Another perk of Rapoport’s high-profile NFL gig is that it enables him to return to his home county. When he and his wife, Leah, a former Starbucks manager and now the owner of a home-based craft business, looked for a home near New York City, they canvassed Dobbs Ferry, Larchmont, and Hastings but settled in Rye. Their family, including boys Jude and Max, love the small-town feel.
“It’s not Tuscaloosa,” Rapoport jokes. “We love walking around, recognizing people we know, being a member of the beach club, shopping, and all the great restaurants. I’m a big pizza guy, and we love Sunrise Pizza [in Rye], Rye Roadhouse, and Rafele Rye,” he says.
Rapoport admits his life’s spectrum is a short one, with work, family, and, when time permits, golf. They just became members at Shenorock Shore Club and Rye Golf Club.
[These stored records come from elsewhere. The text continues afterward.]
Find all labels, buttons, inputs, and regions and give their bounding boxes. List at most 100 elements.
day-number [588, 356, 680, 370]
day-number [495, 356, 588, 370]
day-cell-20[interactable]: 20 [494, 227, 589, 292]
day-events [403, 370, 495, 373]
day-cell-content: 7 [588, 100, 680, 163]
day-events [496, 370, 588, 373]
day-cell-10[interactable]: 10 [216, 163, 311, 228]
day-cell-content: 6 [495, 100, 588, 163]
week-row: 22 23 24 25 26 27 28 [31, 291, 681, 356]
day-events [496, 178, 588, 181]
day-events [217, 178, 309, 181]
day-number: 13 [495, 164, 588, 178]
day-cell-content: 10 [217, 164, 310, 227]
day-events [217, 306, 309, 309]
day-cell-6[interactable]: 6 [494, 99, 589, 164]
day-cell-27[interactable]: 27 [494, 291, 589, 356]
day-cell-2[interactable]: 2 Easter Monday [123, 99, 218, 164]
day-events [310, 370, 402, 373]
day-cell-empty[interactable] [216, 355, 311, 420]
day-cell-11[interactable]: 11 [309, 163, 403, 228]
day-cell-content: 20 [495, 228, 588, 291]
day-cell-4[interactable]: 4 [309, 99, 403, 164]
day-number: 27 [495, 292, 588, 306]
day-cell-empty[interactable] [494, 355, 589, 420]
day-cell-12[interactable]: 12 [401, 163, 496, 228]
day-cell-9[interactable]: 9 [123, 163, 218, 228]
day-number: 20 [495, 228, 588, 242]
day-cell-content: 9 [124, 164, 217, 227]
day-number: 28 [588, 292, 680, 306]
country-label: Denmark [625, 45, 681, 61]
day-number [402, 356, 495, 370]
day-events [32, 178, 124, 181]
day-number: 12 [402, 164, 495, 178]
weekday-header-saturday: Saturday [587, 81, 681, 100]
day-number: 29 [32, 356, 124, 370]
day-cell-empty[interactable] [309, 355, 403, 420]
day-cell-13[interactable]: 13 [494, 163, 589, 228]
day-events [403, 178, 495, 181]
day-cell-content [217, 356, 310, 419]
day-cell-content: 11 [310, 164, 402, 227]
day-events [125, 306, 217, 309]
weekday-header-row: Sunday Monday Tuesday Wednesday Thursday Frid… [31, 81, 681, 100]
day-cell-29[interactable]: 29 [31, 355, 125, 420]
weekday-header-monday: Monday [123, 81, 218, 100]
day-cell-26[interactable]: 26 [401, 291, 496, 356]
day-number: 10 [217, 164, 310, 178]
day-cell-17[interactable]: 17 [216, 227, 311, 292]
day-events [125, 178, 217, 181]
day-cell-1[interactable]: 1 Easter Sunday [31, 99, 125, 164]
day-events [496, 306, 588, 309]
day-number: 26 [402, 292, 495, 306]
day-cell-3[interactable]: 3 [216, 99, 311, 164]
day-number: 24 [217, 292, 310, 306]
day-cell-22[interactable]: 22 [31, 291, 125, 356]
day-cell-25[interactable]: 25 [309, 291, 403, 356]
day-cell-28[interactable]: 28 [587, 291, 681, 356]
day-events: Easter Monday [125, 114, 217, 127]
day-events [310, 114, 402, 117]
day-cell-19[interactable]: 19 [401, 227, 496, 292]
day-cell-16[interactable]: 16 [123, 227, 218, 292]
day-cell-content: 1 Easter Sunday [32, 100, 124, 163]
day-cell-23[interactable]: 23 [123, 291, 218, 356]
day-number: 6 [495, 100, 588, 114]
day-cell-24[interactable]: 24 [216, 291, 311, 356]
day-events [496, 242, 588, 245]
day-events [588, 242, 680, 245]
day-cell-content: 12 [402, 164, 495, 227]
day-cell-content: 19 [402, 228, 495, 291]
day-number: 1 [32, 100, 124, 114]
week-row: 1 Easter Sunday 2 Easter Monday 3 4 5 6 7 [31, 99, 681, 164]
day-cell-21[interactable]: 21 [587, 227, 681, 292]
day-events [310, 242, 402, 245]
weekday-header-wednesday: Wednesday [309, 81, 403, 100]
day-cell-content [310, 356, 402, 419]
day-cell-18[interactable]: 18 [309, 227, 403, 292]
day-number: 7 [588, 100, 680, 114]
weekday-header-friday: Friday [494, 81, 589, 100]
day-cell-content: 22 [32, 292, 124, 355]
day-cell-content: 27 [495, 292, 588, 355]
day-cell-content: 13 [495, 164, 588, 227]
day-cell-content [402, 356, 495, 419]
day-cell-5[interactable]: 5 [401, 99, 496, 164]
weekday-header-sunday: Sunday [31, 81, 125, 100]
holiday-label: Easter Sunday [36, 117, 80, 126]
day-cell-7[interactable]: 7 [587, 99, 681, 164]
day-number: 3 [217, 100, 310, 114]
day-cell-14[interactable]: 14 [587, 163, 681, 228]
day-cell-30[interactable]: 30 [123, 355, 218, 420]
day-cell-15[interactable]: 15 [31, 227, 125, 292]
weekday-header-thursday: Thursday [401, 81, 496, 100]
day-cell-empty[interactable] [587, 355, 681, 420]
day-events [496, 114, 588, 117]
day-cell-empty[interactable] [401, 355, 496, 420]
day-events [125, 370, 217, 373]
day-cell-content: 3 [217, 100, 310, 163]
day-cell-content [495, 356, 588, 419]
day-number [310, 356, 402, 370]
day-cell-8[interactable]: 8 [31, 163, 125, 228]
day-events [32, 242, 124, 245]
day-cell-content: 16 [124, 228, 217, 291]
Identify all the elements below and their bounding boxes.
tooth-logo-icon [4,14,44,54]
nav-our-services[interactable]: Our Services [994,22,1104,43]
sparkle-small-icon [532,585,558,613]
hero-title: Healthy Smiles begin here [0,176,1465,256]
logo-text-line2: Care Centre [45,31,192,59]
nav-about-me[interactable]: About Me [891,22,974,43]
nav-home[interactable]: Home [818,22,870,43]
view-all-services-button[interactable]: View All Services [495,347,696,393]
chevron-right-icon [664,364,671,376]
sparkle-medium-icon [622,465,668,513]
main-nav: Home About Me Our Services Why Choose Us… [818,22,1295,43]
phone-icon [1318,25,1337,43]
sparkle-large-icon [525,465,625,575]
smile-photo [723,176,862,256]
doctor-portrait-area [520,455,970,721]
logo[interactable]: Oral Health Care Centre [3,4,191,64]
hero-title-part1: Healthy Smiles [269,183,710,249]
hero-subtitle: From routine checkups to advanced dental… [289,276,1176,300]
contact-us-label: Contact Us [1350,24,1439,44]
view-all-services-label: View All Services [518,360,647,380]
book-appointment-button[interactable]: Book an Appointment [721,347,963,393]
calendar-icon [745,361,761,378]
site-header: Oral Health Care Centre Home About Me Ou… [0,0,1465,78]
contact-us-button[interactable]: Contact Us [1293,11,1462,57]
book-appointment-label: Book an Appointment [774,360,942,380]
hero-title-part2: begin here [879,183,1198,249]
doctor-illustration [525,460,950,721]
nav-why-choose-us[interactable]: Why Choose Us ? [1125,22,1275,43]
With the pandemic shutting down almost everything except golf last spring, Rapoport got to improve his game.
“Leah and the kids went to Mississippi for a month to visit, so I played every day, and my handicap dropped from a 12 to about a 9. It’s amazing how much better you can get when you play every day,” he says.
Somehow, the Rapoports manage to squeeze some giving-back time into their 30-hour days. It isn’t easy, but they made it a priority. “During the pandemic, I was sitting around, feeling bad, so I called Leah. We decided there was something we had to do for people who had it so much worse. We discovered [the collaboration between] Blessings in a Backpack and the Kids in Need Foundation, and devoted some time, money, and promotion to helping the cause,” he says.
The initiative provides school supplies for students and teachers in need, as well as weekend meals for kids faced with food insecurity, and so far has hosted events in Chicago, Louisville, and Fort Meyers, FL.
That sense of community and being a good neighbor is important to the couple, reflected, at least to some degree, by their two rescue dogs and, most recently, a rescue cat. “We talked to the boys about what rescue is and why it is needed. We try to instill in them the importance of giving back,” Rapoport says. “My life is super-busy, and my wife and I team up to make it work. We really mesh. When I’m working, I’m working,” he says, “but when it is time to be with the boys, I put my phone on vibrate, and I’m with them.”
Tom Schreck is a frequent contributor to Westchester Magazine. He’s a Notre Dame grad who would prefer to not even mention the University of Alabama at all.